Now, I know it is too much and I've gotten rid of probably half or more of my closet since the start of summer and I still have too much, but I've never put much thought into why. Before I went to bed one night this week, I was thinking about what he had said and what I actually had in my room and I realized why my room was a mess (besides everything simply being on the floor): I collect memories.
I lived in Miami, Florida for six years. My family was there the summer before fifth grade up until the summer before my junior year of high school. Before we left, one of my best friends at the time gave me a blue Toms shoe box. It had a cute little pen, a bow, a picture, a few other things and a letter explaining what each thing was. It was my first memory box.
When I was packing my room in Miami, I made another box specifically for my Florida memories: my eighth grade "prom" picture in the frame the school gave us, our entire class photo, t-shirts, pictures, the watch I ran cross country/track and field with—just stuff that reminded me of my time there. Even now, knowing I barely take that box out, I have trouble letting it go when I probably should.
I have a Georgia box going now too. It's in a running shoe box because I got better at running, dropping over eight minutes for a 5k in one season. It has my corsage and the ribbon I wore in lieu of a necklace for my senior prom, movie tickets from my birthday and dates with my boyfriend, pictures, wristbands from my first venture into a college bar, water park tickets and other pieces of the last five years in Georgia.
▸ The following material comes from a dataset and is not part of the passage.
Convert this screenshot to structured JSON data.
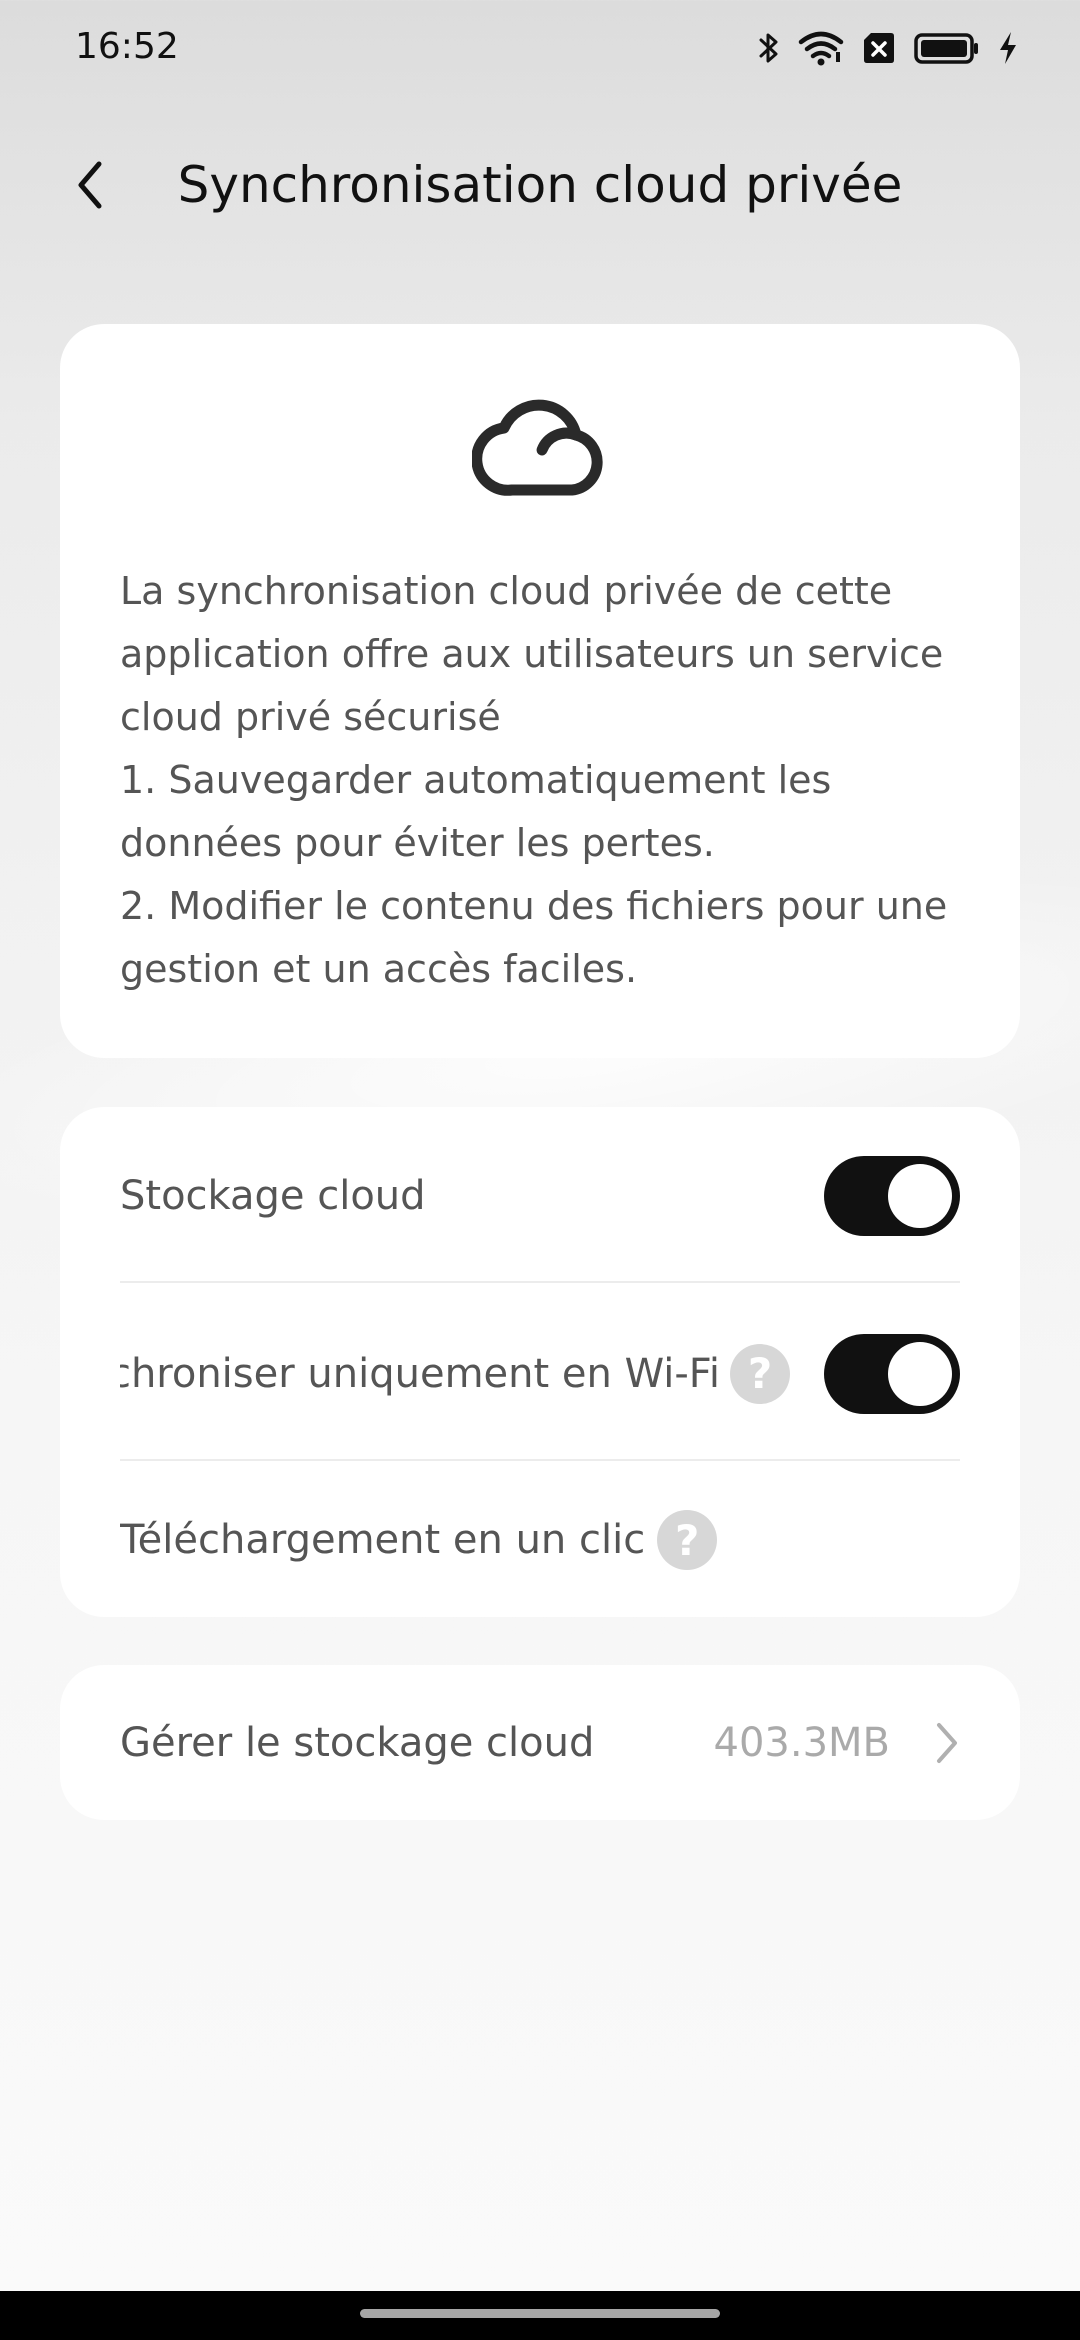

I have told myself that I should let it all go, that all the boxes do is take up space in my room that I don't have, they need to go so I can organize things better, I don't need them. But part of me does. Even if I don't look at them, the things in those boxes made me who I am. They link to the people and memories that made me what I am today. The difficulty in letting the boxes and what is in them go lies in the idea that I won't have those reminders of who I am and where I came from. I know that I am a pack rat and, while my identity does not rest in the things I have, the mass accumulation of perceived junk is representative of me and my story. How do you just throw that away?